Ich überlege mir immer, ob ich jemals einen Blog beginnen sollte mit den Worten: Ich bin das und das und das, und ich kämpfe für dies und jenes. Ich fühle mich dann seltsam: narzisstisch vielleicht, zu sehr bemüht darzustellen, was ich bin. Ich weiß auch immer nicht, was diese Dinge dann letztendlich über mich aussagen. Aber ich wills versuchen.

Ich bin eine Frau. Ich bin Studentin. Ich bin Türkin. Meine Eltern sind Muslime, ich bin ab dem sechsten Lebensjahr in verschiedenen Kinderheimen aufgewachsen und wurde dort säkular erzogen. Ich wurde sexuell missbraucht. Ich war frühreif in meiner Entwicklung, dabei wollte ich immer ein Junge sein und habe meinen Körper gehasst. Mit 10 Jahren entschied ich mich gegen die Kultur meiner Familie, weil sie mich nicht in Ruhe Bücher lesen ließen. Stattdessen bekam ich Depressionen und schwänzte die Schule. Mit 14 Jahren entschied ich mich, Christin zu werden, auf der Jugendfreizeit einer Gemeinde, die sehr bibeltreu ist. Im Gemeindeleben, in dem ich sehr aktiv war, bemerkte ich ein paar Jahre später, dass ich Frauen liebe und habe das bisher immernoch keinem Menschen dort sagen können. Ich las Simone de Beauvoir und wurde Feministin. Ich las Rilke und wurde sentimental. Ich wollte immer Schriftstellerin werden und war in der Schule die Beste in Deutsch. Ich habe das Polyzystische Ovarialsyndrom (PCOS) und damit eine systemische Hormonerkrankung, für die es keine Gegenmittel oder Heilung gibt. Ich bin Tierrechtlerin und Veganerin und Single und bereits 15mal umgezogen. Und irgendwann wurde ich ’ne linke Zecke.
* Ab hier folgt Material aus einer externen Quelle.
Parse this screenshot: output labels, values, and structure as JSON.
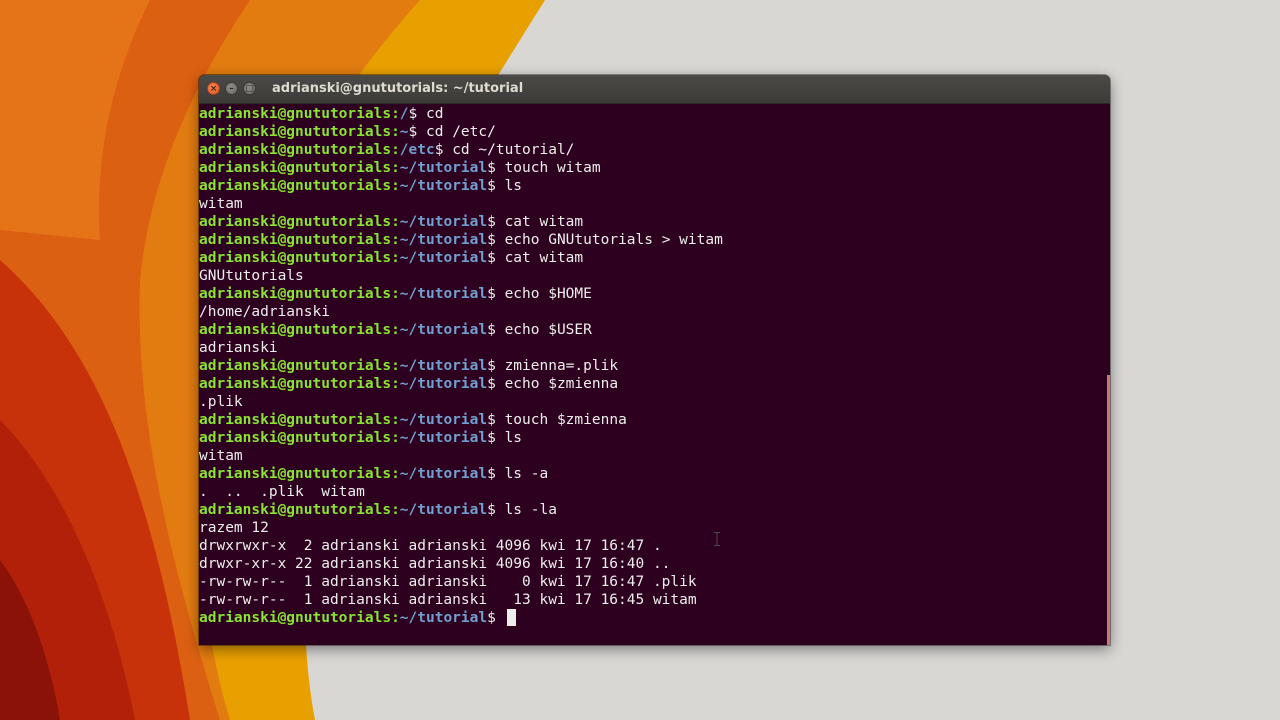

Lass uns mal drüber reden …

Was bin ich jetzt, wer kann mir das sagen? Nenne mir eine Selbsthilfegruppe oder eine Anlaufstelle, die das auffängt. Es bräuchte eine Selbsthilfegruppe FÜR DAS LEBEN. Was für eine Perspektive haben wir, wenn wir versuchen, unser ganzes Leben zusammenzufassen, das sich doch so schlecht in Begrifflichkeiten reduzieren lässt. Reichen Identitäten denn, um Menschen zu fassen? Welchen Namen gebe ich jetzt meinem Blog? Kann ich, der feministischen Bewegung treu, denn über alles Private berichten, als sei es politisch? Oder tue ich so, als sei nur das Private politisch, verkrümme meinen Blick in mich selber und feiere meine exzessive Subjektivität?
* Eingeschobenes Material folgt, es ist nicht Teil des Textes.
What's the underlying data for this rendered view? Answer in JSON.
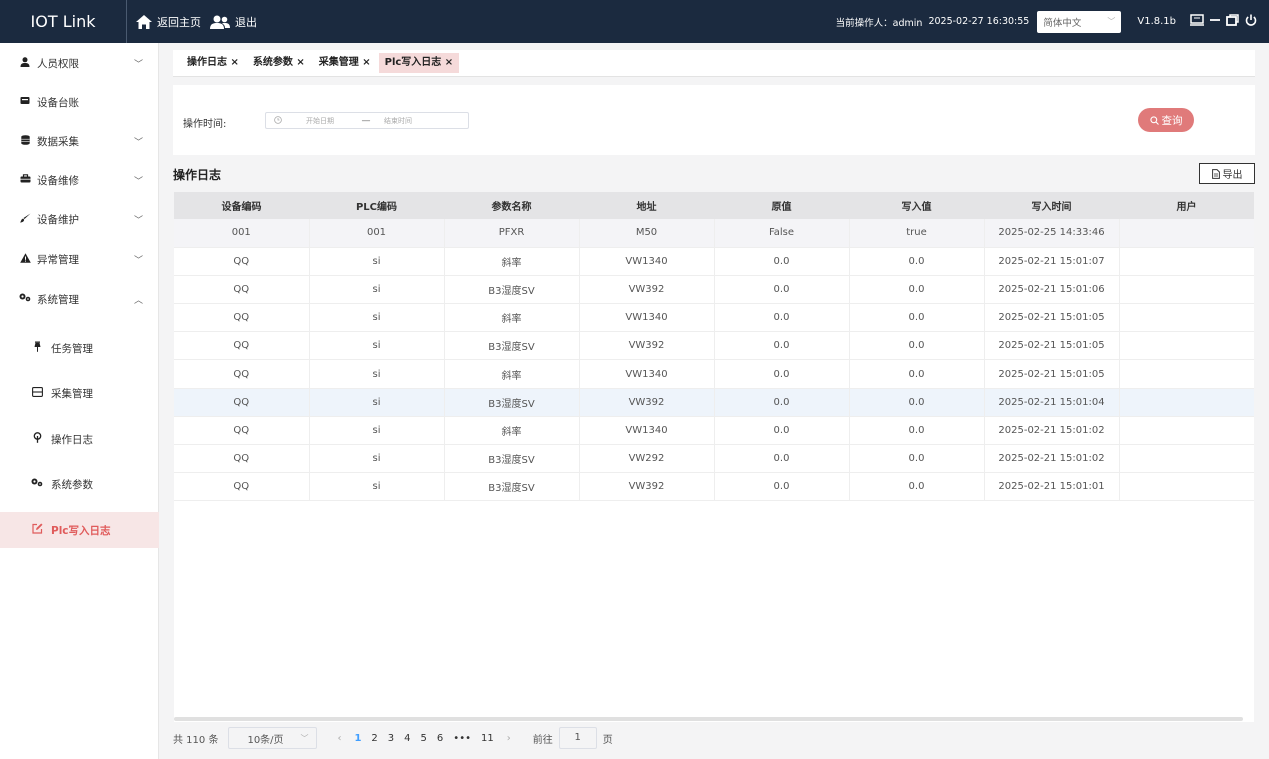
{
  "header": {
    "logo": "IOT Link",
    "home_label": "返回主页",
    "logout_label": "退出",
    "operator": "当前操作人：admin",
    "datetime": "2025-02-27 16:30:55",
    "language": "简体中文",
    "version": "V1.8.1b",
    "bg_color": "#1b2a3f"
  },
  "sidebar": {
    "items": [
      {
        "label": "人员权限",
        "icon": "user-icon"
      },
      {
        "label": "设备台账",
        "icon": "device-icon"
      },
      {
        "label": "数据采集",
        "icon": "database-icon"
      },
      {
        "label": "设备维修",
        "icon": "toolbox-icon"
      },
      {
        "label": "设备维护",
        "icon": "brush-icon"
      },
      {
        "label": "异常管理",
        "icon": "warning-icon"
      },
      {
        "label": "系统管理",
        "icon": "gears-icon"
      }
    ],
    "sub_items": [
      {
        "label": "任务管理",
        "icon": "pin-icon"
      },
      {
        "label": "采集管理",
        "icon": "collect-icon"
      },
      {
        "label": "操作日志",
        "icon": "log-icon"
      },
      {
        "label": "系统参数",
        "icon": "gears-icon"
      },
      {
        "label": "Plc写入日志",
        "icon": "edit-icon"
      }
    ],
    "active_color": "#e05b5b"
  },
  "tabs": [
    {
      "label": "操作日志 ×"
    },
    {
      "label": "系统参数 ×"
    },
    {
      "label": "采集管理 ×"
    },
    {
      "label": "Plc写入日志 ×"
    }
  ],
  "filter": {
    "label": "操作时间:",
    "start_placeholder": "开始日期",
    "separator": "—",
    "end_placeholder": "结束时间",
    "query_label": "查询",
    "query_color": "#e07a7a"
  },
  "section": {
    "title": "操作日志",
    "export_label": "导出"
  },
  "table": {
    "columns": [
      "设备编码",
      "PLC编码",
      "参数名称",
      "地址",
      "原值",
      "写入值",
      "写入时间",
      "用户"
    ],
    "rows": [
      [
        "001",
        "001",
        "PFXR",
        "M50",
        "False",
        "true",
        "2025-02-25 14:33:46",
        ""
      ],
      [
        "QQ",
        "si",
        "斜率",
        "VW1340",
        "0.0",
        "0.0",
        "2025-02-21 15:01:07",
        ""
      ],
      [
        "QQ",
        "si",
        "B3湿度SV",
        "VW392",
        "0.0",
        "0.0",
        "2025-02-21 15:01:06",
        ""
      ],
      [
        "QQ",
        "si",
        "斜率",
        "VW1340",
        "0.0",
        "0.0",
        "2025-02-21 15:01:05",
        ""
      ],
      [
        "QQ",
        "si",
        "B3湿度SV",
        "VW392",
        "0.0",
        "0.0",
        "2025-02-21 15:01:05",
        ""
      ],
      [
        "QQ",
        "si",
        "斜率",
        "VW1340",
        "0.0",
        "0.0",
        "2025-02-21 15:01:05",
        ""
      ],
      [
        "QQ",
        "si",
        "B3湿度SV",
        "VW392",
        "0.0",
        "0.0",
        "2025-02-21 15:01:04",
        ""
      ],
      [
        "QQ",
        "si",
        "斜率",
        "VW1340",
        "0.0",
        "0.0",
        "2025-02-21 15:01:02",
        ""
      ],
      [
        "QQ",
        "si",
        "B3湿度SV",
        "VW292",
        "0.0",
        "0.0",
        "2025-02-21 15:01:02",
        ""
      ],
      [
        "QQ",
        "si",
        "B3湿度SV",
        "VW392",
        "0.0",
        "0.0",
        "2025-02-21 15:01:01",
        ""
      ]
    ]
  },
  "pagination": {
    "total": "共 110 条",
    "page_size": "10条/页",
    "pages": [
      "1",
      "2",
      "3",
      "4",
      "5",
      "6",
      "•••",
      "11"
    ],
    "current": "1",
    "goto_label": "前往",
    "goto_value": "1",
    "goto_suffix": "页",
    "prev": "‹",
    "next": "›"
  }
}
Ich bin für Identitäten, trotz allem. Ich liebe es, den Blog einer dicken, lesbischen Frau zu lesen, die mir sagt, ich bin okay, so wie ich bin. Solche Menschen schreiben Blogs mit einem Filter vor Augen, und sie filtern alles in ihrer Umgebung heraus, was dicke, lesbische Frauen betrifft. Ich halte mich manchmal immernoch für filterlos und glaube meinen Blick so neutral wie den der Tagesschau (okay, besser gesagt: ,,neutral“). Ich glaube aber, es tut mir gut und auch denen, die das hier lesen, transparent zu machen, wer eigentlich schreibt.